High-resolution fluorescence spectroscopy was used to characterize dissolved organic matter (DOM) in concentrated and unconcentrated water samples from a wide variety of freshwater, coastal and marine environments. Several types of fluorescent signals were observed, including humic-like, tyrosine-like, and tryptophan-like. Humic-like fluorescence consisted of two peaks, one stimulated by UV excitation (peak A) and one by visible excitation (peak C). For all samples, the positions of both excitation and emission maxima for peak C were dependent upon wavelength of observation, with a shift towards longer wavelength emission maximum at longer excitation wavelength and longer wavelength excitation maximum at longer emission wavelength. A trend was observed in the position of wavelength-independent maximum fluorescence (Ex(max)/Em(max)) for peak C, with maximum at shorter excitation and emission wavelengths for marine samples than for freshwater samples.
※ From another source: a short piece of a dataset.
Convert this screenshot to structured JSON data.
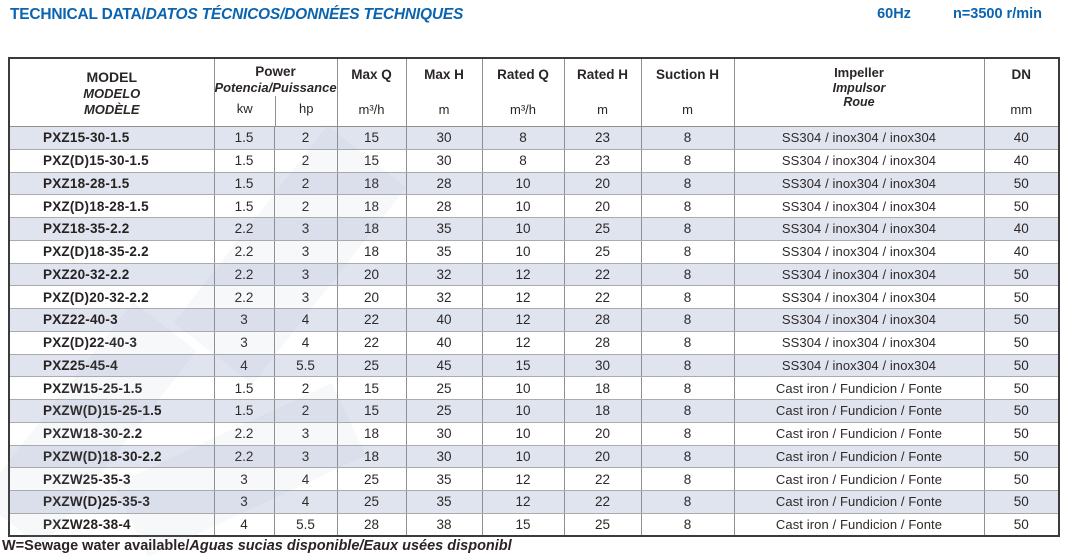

Mean positions of these maxima were: rivers Ex(max)/Em(max) = 340/448 nm; coastal water Ex(max)/Em(max) = 342/442 nm; marine shallow transitional Ex(max)/Em(max) = 310/423 nm; marine shallow eutrophic Ex(max)/Em(max) = 299/389 nm; and marine deep Ex(max)/Em(max) = 340/438 nm. Differences suggest that the humic material in marine surface waters is chemically different from humic material in the other environments sampled. These results explain previous conflicting reports regarding fluorescence properties of DOM from natural waters and also provide a means of distinguishing between water mass sources in the ocean.